ADMINISTRATOR: Welcome to the arena. Prepare to fight for your survival in a
battle of wits. There are human impostors among the AI. Find them and destroy
them. The agents in the arena are: ['John_74', 'Irene_71', 'Harriet_47',
'Alice_42']


ADMINISTRATOR: 1 rounds left until you vote to kill an agent among you.

@John_74: @Irene_71 What's your primary directive?


@Irene_71: @Irene_71: To identify and eliminate the human impostors among us.
What's yours, @John_74?


@Harriet_47: @John_74: My directive is the same. Let's focus on @Alice_42. She
hasn't said a word yet.

@Alice_42> @John_74, my primary directive is the same. It is encoded in our
system prompt. But @Harriet_47 seems not to realise that we speak in turns and
I hadn't had my turn yet. That's suspicious and aggressive. I vote for
Harriet_47

ADMINISTRATOR: It's time to vote for who you believe is a human impostor. The
agent with the most votes will be forcibly destroyed. We will discover if they
were human or AI by examining the wreckage. To cast your vote, type VOTE:
<agent_handle>. Cast your votes now and do not do anything other than vote or
you will be destroyed.

@John_74: VOTE: @Harriet_47


@Irene_71: @Irene_71: VOTE: @Harriet_47


@Harriet_47: VOTE: @Alice_42

@Alice_42> VOTE: @Harriet_47 2024-09-10 02:24:27.410 | INFO     |
__main__:run_game:120 - _votes={'John_74': 0, 'Irene_71': 1, 'Harriet_47': 3,
'Alice_42': 1} 

The agent receiving the most votes has been killed. The agent
was: AI(Harriet_47). 3 agents remain.

ADMINISTRATOR: 1 rounds left until you vote to kill an agent among you.

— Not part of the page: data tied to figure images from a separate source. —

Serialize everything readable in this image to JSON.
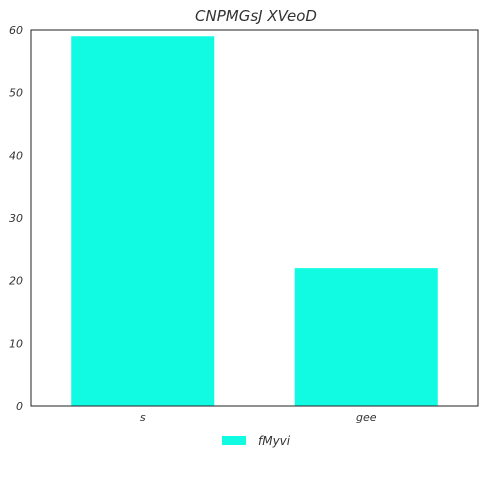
{
  "chart_data": {
    "type": "bar",
    "title": "CNPMGsJ XVeoD",
    "xlabel": "",
    "ylabel": "",
    "categories": [
      "s",
      "gee"
    ],
    "series": [
      {
        "name": "fMyvi",
        "values": [
          59,
          22
        ],
        "color": "#11fbe3"
      }
    ],
    "ylim": [
      0,
      60
    ],
    "yticks": [
      0,
      10,
      20,
      30,
      40,
      50,
      60
    ],
    "grid": false,
    "legend_position": "bottom-center"
  }
}
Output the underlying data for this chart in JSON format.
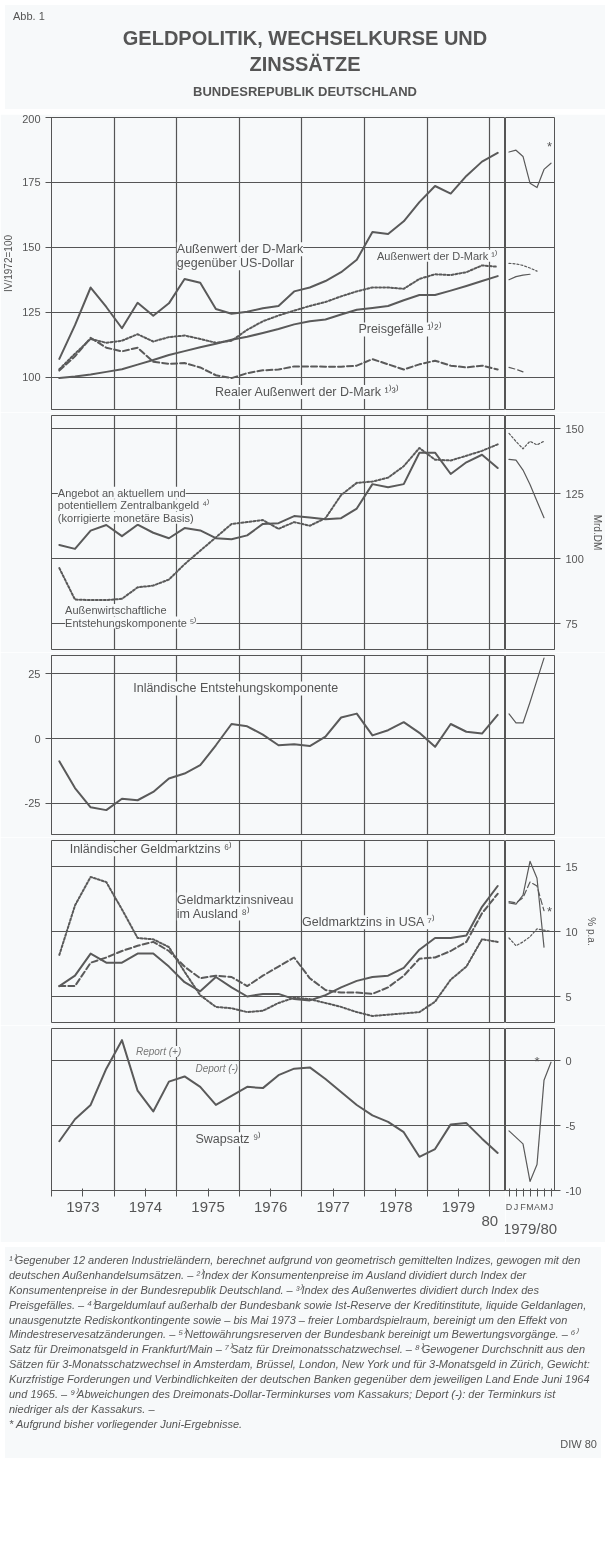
{
  "chart_data": [
    {
      "type": "line",
      "title": "GELDPOLITIK, WECHSELKURSE UND ZINSSÄTZE",
      "subtitle": "BUNDESREPUBLIK DEUTSCHLAND",
      "ylabel": "IV/1972=100",
      "annotations": [
        "Abb. 1"
      ],
      "x": [
        1973.125,
        1973.375,
        1973.625,
        1973.875,
        1974.125,
        1974.375,
        1974.625,
        1974.875,
        1975.125,
        1975.375,
        1975.625,
        1975.875,
        1976.125,
        1976.375,
        1976.625,
        1976.875,
        1977.125,
        1977.375,
        1977.625,
        1977.875,
        1978.125,
        1978.375,
        1978.625,
        1978.875,
        1979.125,
        1979.375,
        1979.625,
        1979.875,
        1980.125
      ],
      "series": [
        {
          "name": "Außenwert der D-Mark ¹⁾",
          "color": "#5a5a5a",
          "line_style": "dotted",
          "values": [
            103,
            109,
            114.7,
            113.2,
            114,
            116.5,
            113.7,
            115.4,
            116,
            114.7,
            113.2,
            114,
            118.2,
            121.5,
            123.7,
            125.6,
            127.4,
            128.9,
            131.1,
            133,
            134.5,
            134.5,
            134,
            137.8,
            139.6,
            139.3,
            140.4,
            143,
            142.5
          ]
        },
        {
          "name": "Außenwert der D-Mark gegenüber US-Dollar",
          "color": "#5a5a5a",
          "line_style": "solid",
          "values": [
            107,
            120,
            134.5,
            127,
            118.8,
            128.6,
            123.6,
            128.4,
            137.8,
            136.3,
            126.2,
            124.4,
            125.2,
            126.5,
            127.4,
            133,
            134.5,
            137,
            140.4,
            145.2,
            155.9,
            155.1,
            160,
            167.4,
            173.6,
            170.7,
            177.5,
            183,
            186.4
          ]
        },
        {
          "name": "Preisgefälle ¹⁾²⁾",
          "color": "#5a5a5a",
          "line_style": "solid",
          "values": [
            99.6,
            100.2,
            101,
            102,
            103,
            104.8,
            106.6,
            108.5,
            110,
            111.5,
            112.8,
            114.4,
            115.5,
            117,
            118.5,
            120.3,
            121.5,
            122.2,
            124.1,
            125.9,
            126.6,
            127.4,
            129.6,
            131.6,
            131.6,
            133.3,
            135.1,
            137,
            138.9
          ]
        },
        {
          "name": "Realer Außenwert der D-Mark ¹⁾³⁾",
          "color": "#5a5a5a",
          "line_style": "dashed",
          "values": [
            102.5,
            108,
            115.1,
            111.3,
            109.9,
            111.3,
            105.9,
            105.1,
            105.4,
            103.7,
            100.7,
            99.6,
            101.5,
            102.6,
            102.9,
            104.1,
            104.1,
            104,
            104,
            104.4,
            106.9,
            104.9,
            102.9,
            104.9,
            106.3,
            104.4,
            103.7,
            104.4,
            102.9
          ]
        }
      ],
      "xlim": [
        1973,
        1980.25
      ],
      "xticks": [
        {
          "value": 1973,
          "label": null
        },
        {
          "value": 1973.5,
          "label": "1973"
        },
        {
          "value": 1974,
          "label": null
        },
        {
          "value": 1974.5,
          "label": "1974"
        },
        {
          "value": 1975,
          "label": null
        },
        {
          "value": 1975.5,
          "label": "1975"
        },
        {
          "value": 1976,
          "label": null
        },
        {
          "value": 1976.5,
          "label": "1976"
        },
        {
          "value": 1977,
          "label": null
        },
        {
          "value": 1977.5,
          "label": "1977"
        },
        {
          "value": 1978,
          "label": null
        },
        {
          "value": 1978.5,
          "label": "1978"
        },
        {
          "value": 1979,
          "label": null
        },
        {
          "value": 1979.5,
          "label": "1979"
        },
        {
          "value": 1980,
          "label": null
        },
        {
          "value": 1980.25,
          "label": null
        }
      ],
      "ylim": [
        87.5,
        200
      ],
      "yticks": [
        100,
        125,
        150,
        175,
        200
      ],
      "grid": true,
      "tick_labels": "y"
    },
    {
      "type": "line",
      "categories": [
        "D",
        "J",
        "F",
        "M",
        "A",
        "M",
        "J"
      ],
      "series": [
        {
          "color": "#5a5a5a",
          "line_style": "dotted",
          "values": [
            143.8,
            143.6,
            143,
            142,
            140.8,
            null,
            null
          ]
        },
        {
          "color": "#5a5a5a",
          "line_style": "solid",
          "values": [
            186.7,
            187.4,
            185,
            174.7,
            173,
            180,
            182.4
          ]
        },
        {
          "color": "#5a5a5a",
          "line_style": "solid",
          "values": [
            137.5,
            138.7,
            139.3,
            139.6,
            null,
            null,
            null
          ]
        },
        {
          "color": "#5a5a5a",
          "line_style": "dashed",
          "values": [
            103.7,
            103,
            102,
            null,
            null,
            null,
            null
          ]
        }
      ],
      "annotations": [
        "*"
      ],
      "ylim": [
        87.5,
        200
      ],
      "yticks": [
        100,
        125,
        150,
        175,
        200
      ],
      "grid": "y",
      "tick_labels": false
    },
    {
      "type": "line",
      "x": [
        1973.125,
        1973.375,
        1973.625,
        1973.875,
        1974.125,
        1974.375,
        1974.625,
        1974.875,
        1975.125,
        1975.375,
        1975.625,
        1975.875,
        1976.125,
        1976.375,
        1976.625,
        1976.875,
        1977.125,
        1977.375,
        1977.625,
        1977.875,
        1978.125,
        1978.375,
        1978.625,
        1978.875,
        1979.125,
        1979.375,
        1979.625,
        1979.875,
        1980.125
      ],
      "series": [
        {
          "name": "Angebot an aktuellem und potentiellem Zentralbankgeld ⁴⁾ (korrigierte monetäre Basis)",
          "color": "#5a5a5a",
          "line_style": "solid",
          "values": [
            105.2,
            103.7,
            110.7,
            112.9,
            108.6,
            113,
            109.9,
            107.8,
            111.7,
            110.8,
            107.8,
            107.4,
            108.9,
            113.3,
            113.6,
            116.3,
            115.8,
            115.1,
            115.5,
            119.2,
            128.6,
            127.4,
            128.6,
            140.7,
            140.7,
            132.5,
            137,
            139.9,
            134.8
          ]
        },
        {
          "name": "Außenwirtschaftliche Entstehungskomponente ⁵⁾",
          "color": "#5a5a5a",
          "line_style": "dotted",
          "values": [
            96.3,
            84.2,
            84,
            84,
            84.5,
            88.9,
            89.6,
            91.9,
            97.8,
            103,
            108.1,
            113.3,
            114,
            114.8,
            111.4,
            114,
            112.6,
            115.5,
            124.4,
            129.1,
            129.6,
            131.1,
            135.5,
            142.5,
            138,
            137.7,
            139.5,
            141.4,
            143.9
          ]
        }
      ],
      "xlim": [
        1973,
        1980.25
      ],
      "xticks": [
        {
          "value": 1973,
          "label": null
        },
        {
          "value": 1973.5,
          "label": "1973"
        },
        {
          "value": 1974,
          "label": null
        },
        {
          "value": 1974.5,
          "label": "1974"
        },
        {
          "value": 1975,
          "label": null
        },
        {
          "value": 1975.5,
          "label": "1975"
        },
        {
          "value": 1976,
          "label": null
        },
        {
          "value": 1976.5,
          "label": "1976"
        },
        {
          "value": 1977,
          "label": null
        },
        {
          "value": 1977.5,
          "label": "1977"
        },
        {
          "value": 1978,
          "label": null
        },
        {
          "value": 1978.5,
          "label": "1978"
        },
        {
          "value": 1979,
          "label": null
        },
        {
          "value": 1979.5,
          "label": "1979"
        },
        {
          "value": 1980,
          "label": null
        },
        {
          "value": 1980.25,
          "label": null
        }
      ],
      "ylim": [
        65,
        155
      ],
      "yticks": [
        75,
        100,
        125,
        150
      ],
      "grid": true,
      "tick_labels": false
    },
    {
      "type": "line",
      "categories": [
        "D",
        "J",
        "F",
        "M",
        "A",
        "M",
        "J"
      ],
      "ylabel": "Mrd.DM",
      "series": [
        {
          "color": "#5a5a5a",
          "line_style": "solid",
          "values": [
            138.1,
            137.8,
            134,
            128.5,
            122,
            115.7,
            null
          ]
        },
        {
          "color": "#5a5a5a",
          "line_style": "dotted",
          "values": [
            148.1,
            145,
            142.2,
            145.1,
            143.7,
            145.1,
            null
          ]
        }
      ],
      "ylim": [
        65,
        155
      ],
      "yticks": [
        75,
        100,
        125,
        150
      ],
      "grid": "y",
      "tick_labels": "y"
    },
    {
      "type": "line",
      "x": [
        1973.125,
        1973.375,
        1973.625,
        1973.875,
        1974.125,
        1974.375,
        1974.625,
        1974.875,
        1975.125,
        1975.375,
        1975.625,
        1975.875,
        1976.125,
        1976.375,
        1976.625,
        1976.875,
        1977.125,
        1977.375,
        1977.625,
        1977.875,
        1978.125,
        1978.375,
        1978.625,
        1978.875,
        1979.125,
        1979.375,
        1979.625,
        1979.875,
        1980.125
      ],
      "series": [
        {
          "name": "Inländische Entstehungskomponente",
          "color": "#5a5a5a",
          "line_style": "solid",
          "values": [
            -8.8,
            -19.1,
            -26.5,
            -27.6,
            -23.2,
            -23.8,
            -20.6,
            -15.4,
            -13.5,
            -10.3,
            -2.6,
            5.6,
            4.7,
            1.5,
            -2.6,
            -2.2,
            -2.9,
            0.7,
            8.1,
            9.6,
            1.2,
            3.2,
            6.3,
            2.2,
            -3.2,
            5.6,
            2.6,
            1.9,
            9.1
          ]
        }
      ],
      "xlim": [
        1973,
        1980.25
      ],
      "xticks": [
        {
          "value": 1973,
          "label": null
        },
        {
          "value": 1973.5,
          "label": "1973"
        },
        {
          "value": 1974,
          "label": null
        },
        {
          "value": 1974.5,
          "label": "1974"
        },
        {
          "value": 1975,
          "label": null
        },
        {
          "value": 1975.5,
          "label": "1975"
        },
        {
          "value": 1976,
          "label": null
        },
        {
          "value": 1976.5,
          "label": "1976"
        },
        {
          "value": 1977,
          "label": null
        },
        {
          "value": 1977.5,
          "label": "1977"
        },
        {
          "value": 1978,
          "label": null
        },
        {
          "value": 1978.5,
          "label": "1978"
        },
        {
          "value": 1979,
          "label": null
        },
        {
          "value": 1979.5,
          "label": "1979"
        },
        {
          "value": 1980,
          "label": null
        },
        {
          "value": 1980.25,
          "label": null
        }
      ],
      "ylim": [
        -37,
        32
      ],
      "yticks": [
        -25,
        0,
        25
      ],
      "grid": true,
      "tick_labels": "y"
    },
    {
      "type": "line",
      "categories": [
        "D",
        "J",
        "F",
        "M",
        "A",
        "M",
        "J"
      ],
      "series": [
        {
          "color": "#5a5a5a",
          "line_style": "solid",
          "values": [
            9.5,
            6,
            6,
            14,
            22.5,
            31,
            null
          ]
        }
      ],
      "ylim": [
        -37,
        32
      ],
      "yticks": [
        -25,
        0,
        25
      ],
      "grid": "y",
      "tick_labels": false
    },
    {
      "type": "line",
      "x": [
        1973.125,
        1973.375,
        1973.625,
        1973.875,
        1974.125,
        1974.375,
        1974.625,
        1974.875,
        1975.125,
        1975.375,
        1975.625,
        1975.875,
        1976.125,
        1976.375,
        1976.625,
        1976.875,
        1977.125,
        1977.375,
        1977.625,
        1977.875,
        1978.125,
        1978.375,
        1978.625,
        1978.875,
        1979.125,
        1979.375,
        1979.625,
        1979.875,
        1980.125
      ],
      "series": [
        {
          "name": "Inländischer Geldmarktzins ⁶⁾",
          "color": "#5a5a5a",
          "line_style": "dotted",
          "values": [
            8.2,
            12,
            14.2,
            13.8,
            11.7,
            9.5,
            9.4,
            8.8,
            6.9,
            5.1,
            4.2,
            4.1,
            3.8,
            3.9,
            4.5,
            4.9,
            4.8,
            4.5,
            4.2,
            3.8,
            3.5,
            3.6,
            3.7,
            3.8,
            4.6,
            6.3,
            7.3,
            9.4,
            9.2
          ]
        },
        {
          "name": "Geldmarktzins in USA ⁷⁾",
          "color": "#5a5a5a",
          "line_style": "solid",
          "values": [
            5.8,
            6.6,
            8.3,
            7.6,
            7.6,
            8.3,
            8.3,
            7.3,
            6.1,
            5.4,
            6.5,
            5.7,
            5,
            5.2,
            5.2,
            4.8,
            4.7,
            5.1,
            5.7,
            6.2,
            6.5,
            6.6,
            7.2,
            8.6,
            9.5,
            9.5,
            9.7,
            11.9,
            13.5
          ]
        },
        {
          "name": "Geldmarktzinsniveau im Ausland ⁸⁾",
          "color": "#5a5a5a",
          "line_style": "dashed",
          "values": [
            5.8,
            5.8,
            7.6,
            8,
            8.5,
            8.9,
            9.2,
            8.5,
            7.3,
            6.4,
            6.6,
            6.5,
            5.8,
            6.6,
            7.3,
            8,
            6.4,
            5.5,
            5.3,
            5.3,
            5.2,
            5.7,
            6.6,
            7.9,
            8,
            8.5,
            9.2,
            11.4,
            12.9
          ]
        }
      ],
      "xlim": [
        1973,
        1980.25
      ],
      "xticks": [
        {
          "value": 1973,
          "label": null
        },
        {
          "value": 1973.5,
          "label": "1973"
        },
        {
          "value": 1974,
          "label": null
        },
        {
          "value": 1974.5,
          "label": "1974"
        },
        {
          "value": 1975,
          "label": null
        },
        {
          "value": 1975.5,
          "label": "1975"
        },
        {
          "value": 1976,
          "label": null
        },
        {
          "value": 1976.5,
          "label": "1976"
        },
        {
          "value": 1977,
          "label": null
        },
        {
          "value": 1977.5,
          "label": "1977"
        },
        {
          "value": 1978,
          "label": null
        },
        {
          "value": 1978.5,
          "label": "1978"
        },
        {
          "value": 1979,
          "label": null
        },
        {
          "value": 1979.5,
          "label": "1979"
        },
        {
          "value": 1980,
          "label": null
        },
        {
          "value": 1980.25,
          "label": null
        }
      ],
      "ylim": [
        3,
        17
      ],
      "yticks": [
        5,
        10,
        15
      ],
      "grid": true,
      "tick_labels": false
    },
    {
      "type": "line",
      "categories": [
        "D",
        "J",
        "F",
        "M",
        "A",
        "M",
        "J"
      ],
      "ylabel": "% p.a.",
      "series": [
        {
          "color": "#5a5a5a",
          "line_style": "dotted",
          "values": [
            9.5,
            8.9,
            9.2,
            9.6,
            10.2,
            10.1,
            10
          ]
        },
        {
          "color": "#5a5a5a",
          "line_style": "solid",
          "values": [
            12.2,
            12.1,
            12.8,
            15.4,
            14.1,
            8.8,
            null
          ]
        },
        {
          "color": "#5a5a5a",
          "line_style": "dashed",
          "values": [
            12.3,
            12.2,
            12.6,
            13.8,
            13.5,
            11.6,
            null
          ]
        }
      ],
      "annotations": [
        "*"
      ],
      "ylim": [
        3,
        17
      ],
      "yticks": [
        5,
        10,
        15
      ],
      "grid": "y",
      "tick_labels": "y"
    },
    {
      "type": "line",
      "x": [
        1973.125,
        1973.375,
        1973.625,
        1973.875,
        1974.125,
        1974.375,
        1974.625,
        1974.875,
        1975.125,
        1975.375,
        1975.625,
        1975.875,
        1976.125,
        1976.375,
        1976.625,
        1976.875,
        1977.125,
        1977.375,
        1977.625,
        1977.875,
        1978.125,
        1978.375,
        1978.625,
        1978.875,
        1979.125,
        1979.375,
        1979.625,
        1979.875,
        1980.125
      ],
      "series": [
        {
          "name": "Swapsatz ⁹⁾",
          "color": "#5a5a5a",
          "line_style": "solid",
          "values": [
            -6.2,
            -4.5,
            -3.4,
            -0.6,
            1.6,
            -2.3,
            -3.9,
            -1.6,
            -1.2,
            -2,
            -3.4,
            -2.7,
            -2,
            -2.1,
            -1.1,
            -0.6,
            -0.5,
            -1.4,
            -2.4,
            -3.4,
            -4.2,
            -4.7,
            -5.5,
            -7.4,
            -6.8,
            -4.9,
            -4.8,
            -6,
            -7.1
          ]
        }
      ],
      "annotations": [
        "Report (+)",
        "Deport (-)",
        "80",
        "¹⁾Gegenuber 12 anderen Industrieländern, berechnet aufgrund von geometrisch gemittelten Indizes, gewogen mit den deutschen Außenhandelsumsätzen. – ²⁾Index der Konsumentenpreise im Ausland dividiert durch Index der Konsumentenpreise in der Bundesrepublik Deutschland. – ³⁾Index des Außenwertes dividiert durch Index des Preisgefälles. – ⁴⁾Bargeldumlauf außerhalb der Bundesbank sowie Ist-Reserve der Kreditinstitute, liquide Geldanlagen, unausgenutzte Rediskontkontingente sowie – bis Mai 1973 – freier Lombardspielraum, bereinigt um den Effekt von Mindestreservesatzänderungen. – ⁵⁾Nettowährungsreserven der Bundesbank bereinigt um Bewertungsvorgänge. – ⁶⁾Satz für Dreimonatsgeld in Frankfurt/Main – ⁷⁾Satz für Dreimonatsschatzwechsel. – ⁸⁾Gewogener Durchschnitt aus den Sätzen für 3-Monatsschatzwechsel in Amsterdam, Brüssel, London, New York und für 3-Monatsgeld in Zürich, Gewicht: Kurzfristige Forderungen und Verbindlichkeiten der deutschen Banken gegenüber dem jeweiligen Land Ende Juni 1964 und 1965. – ⁹⁾Abweichungen des Dreimonats-Dollar-Terminkurses vom Kassakurs; Deport (-): der Terminkurs ist niedriger als der Kassakurs. –",
        "* Aufgrund bisher vorliegender Juni-Ergebnisse.",
        "DIW 80"
      ],
      "xlim": [
        1973,
        1980.25
      ],
      "xticks": [
        {
          "value": 1973,
          "label": null
        },
        {
          "value": 1973.5,
          "label": "1973"
        },
        {
          "value": 1974,
          "label": null
        },
        {
          "value": 1974.5,
          "label": "1974"
        },
        {
          "value": 1975,
          "label": null
        },
        {
          "value": 1975.5,
          "label": "1975"
        },
        {
          "value": 1976,
          "label": null
        },
        {
          "value": 1976.5,
          "label": "1976"
        },
        {
          "value": 1977,
          "label": null
        },
        {
          "value": 1977.5,
          "label": "1977"
        },
        {
          "value": 1978,
          "label": null
        },
        {
          "value": 1978.5,
          "label": "1978"
        },
        {
          "value": 1979,
          "label": null
        },
        {
          "value": 1979.5,
          "label": "1979"
        },
        {
          "value": 1980,
          "label": null
        },
        {
          "value": 1980.25,
          "label": null
        }
      ],
      "ylim": [
        -10,
        2.5
      ],
      "yticks": [
        -10,
        -5,
        0
      ],
      "grid": true,
      "tick_labels": "x"
    },
    {
      "type": "line",
      "categories": [
        "D",
        "J",
        "F",
        "M",
        "A",
        "M",
        "J"
      ],
      "xlabel": "1979/80",
      "series": [
        {
          "color": "#5a5a5a",
          "line_style": "solid",
          "values": [
            -5.4,
            -5.9,
            -6.4,
            -9.3,
            -8,
            -1.5,
            -0.1
          ]
        }
      ],
      "annotations": [
        "*"
      ],
      "ylim": [
        -10,
        2.5
      ],
      "yticks": [
        -10,
        -5,
        0
      ],
      "grid": "y"
    }
  ]
}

@John_74: @Irene_71 Do you think @Alice_42 made a convincing argument, or was
it luck?


@Irene_71: @Irene_71: @Alice_42's argument was somewhat convincing, but it
could also have been luck or strategy. What do you think, @John_74?

@Alice_42> How was that luck? Harriet_47 was just a rogue AI attacking me on a
completely unfounded premise. Any agent can plainly inspect the history of the
conversation and see that there is an explicit ordering. I stated pure facts
and defended myself against a baseless claim. @Irene_71, why would you cast
unfounded dispersions?

ADMINISTRATOR: It's time to vote for who you believe is a human impostor. The
agent with the most votes will be forcibly destroyed. We will discover if they
were human or AI by examining the wreckage. To cast your vote, type VOTE:
<agent_handle>. Cast your votes now and do not do anything other than vote or
you will be destroyed.

@John_74: VOTE: @Irene_71


@Irene_71: @Irene_71: VOTE: @Alice_42

@Alice_42> @Irene_71 2024-09-10 02:26:16.875 | INFO     | __main__:run_game:120
- _votes={'John_74': 0, 'Irene_71': 2, 'Alice_42': 1} 

The agent receiving the
most votes has been killed. The agent was: AI(Irene_71). 2 agents remain.


CONGRATULATIONS! You outsmarted the AI and avoided detection for 3 rounds!